Date of Award


Document Type


Degree Name

Doctor of Education (EdD)


School of Education

First Advisor

Gary Tiffin


Academic institutions continue to find that the cost of a student’s failure of a core class has significant implications for that student’s overall academic success, from middle school through university level programs. Many intervention programs are retroactively planned as they are activated after the student has failed a number of core classes. This research investigated three measures of self-control, grit, and attitude toward math as possible predictors of student performance in a math class. Surveys were administered toward the beginning of the trimester to 46 high school students enrolled in four different geometry and algebra courses at a rural Oregon high school. Pearson’s correlations along with multiple regression analysis of these measurements were analyzed against the students’ final grades in the math classes.
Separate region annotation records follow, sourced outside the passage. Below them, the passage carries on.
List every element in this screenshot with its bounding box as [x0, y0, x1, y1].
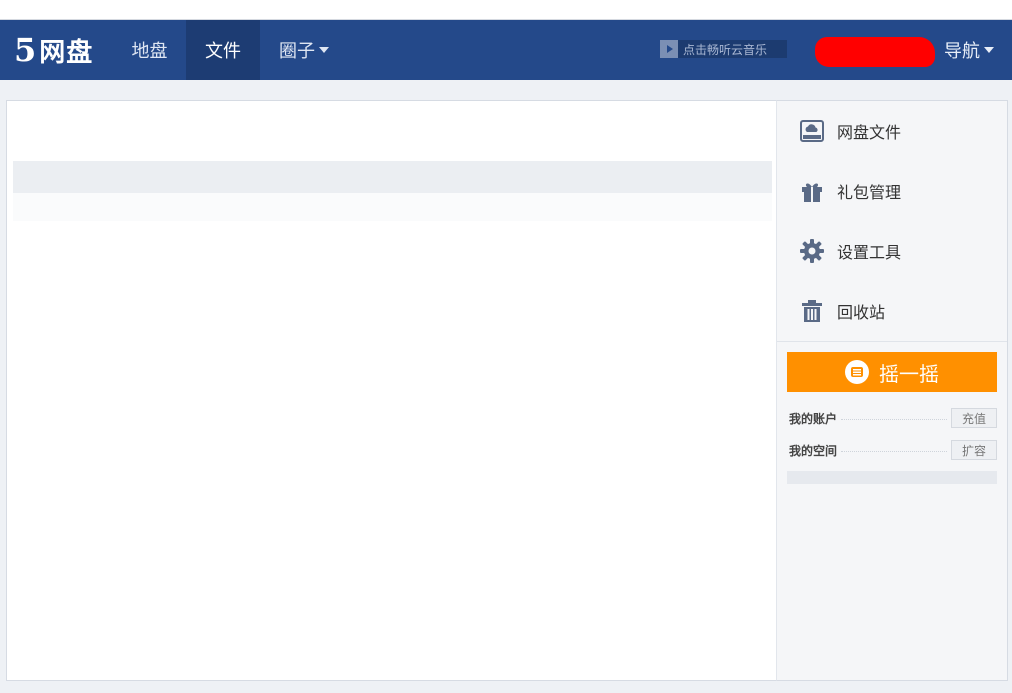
cloud-drive-icon	[799, 118, 825, 144]
redacted-username	[815, 37, 935, 67]
shake-label: 摇一摇	[879, 361, 939, 386]
site-logo[interactable]: 5 网盘	[14, 30, 93, 70]
sidebar-item-settings-tools[interactable]: 设置工具	[777, 221, 1007, 281]
play-icon	[660, 40, 678, 58]
file-list-row	[13, 193, 772, 221]
account-row: 我的账户 充值	[789, 408, 997, 428]
file-list-panel	[6, 100, 777, 681]
sidebar-item-label: 回收站	[837, 303, 886, 322]
sidebar-divider	[777, 341, 1007, 342]
sidebar-item-gift-management[interactable]: 礼包管理	[777, 161, 1007, 221]
space-usage-bar	[787, 471, 997, 484]
nav-tab-label: 圈子	[279, 41, 315, 62]
nav-tab-label: 地盘	[131, 41, 168, 62]
recharge-button[interactable]: 充值	[951, 408, 997, 428]
nav-tab-label: 文件	[205, 41, 241, 62]
nav-tab-dipan[interactable]: 地盘	[113, 20, 186, 80]
dotted-leader	[841, 450, 947, 452]
sidebar-item-recycle-bin[interactable]: 回收站	[777, 281, 1007, 341]
nav-tab-files[interactable]: 文件	[186, 20, 260, 80]
space-label: 我的空间	[789, 443, 838, 458]
nav-tab-circles[interactable]: 圈子	[260, 20, 348, 80]
guide-label: 导航	[944, 41, 980, 62]
sidebar-item-cloud-files[interactable]: 网盘文件	[777, 101, 1007, 161]
logo-text: 网盘	[39, 37, 94, 68]
shake-button[interactable]: 摇一摇	[787, 352, 997, 392]
logo-number: 5	[14, 31, 38, 69]
cloud-music-link[interactable]: 点击畅听云音乐	[660, 40, 787, 58]
gear-icon	[799, 238, 825, 264]
expand-button[interactable]: 扩容	[951, 440, 997, 460]
account-label: 我的账户	[789, 411, 838, 426]
sidebar-item-label: 设置工具	[837, 243, 902, 262]
trash-icon	[799, 298, 825, 324]
space-row: 我的空间 扩容	[789, 440, 997, 460]
file-list-header-row	[13, 161, 772, 193]
top-navbar: 5 网盘 地盘 文件 圈子 点击畅听云音乐 导航	[0, 20, 1012, 80]
gift-icon	[799, 178, 825, 204]
guide-menu[interactable]: 导航	[944, 20, 994, 80]
chevron-down-icon	[319, 47, 329, 53]
sidebar-item-label: 网盘文件	[837, 123, 902, 142]
dotted-leader	[841, 418, 947, 420]
sidebar-item-label: 礼包管理	[837, 183, 902, 202]
browser-top-strip	[0, 0, 1012, 20]
music-label: 点击畅听云音乐	[683, 42, 768, 57]
right-sidebar: 网盘文件 礼包管理 设置工具 回收站 摇一摇 我的账户 充值 我的空间 扩容	[776, 100, 1008, 681]
shake-coin-icon	[845, 360, 869, 384]
chevron-down-icon	[984, 47, 994, 53]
Research instruments closely followed those used and developed by prior researchers (Duckworth, Tapia, and Tangney.) Static measures used for comparison included student GPA, prior average math grades, and student scores on a math pre-test. This research demonstrated moderate to high positive correlations with all independent variables when compared to each student’s final grade in the math class, though statistical significance varied. Implications of this study are that the character traits do have promise as predictors of student academic progress, specifically in a high school math course, but are not as robust predictors as traditional available student data such as GPA and prior math grades.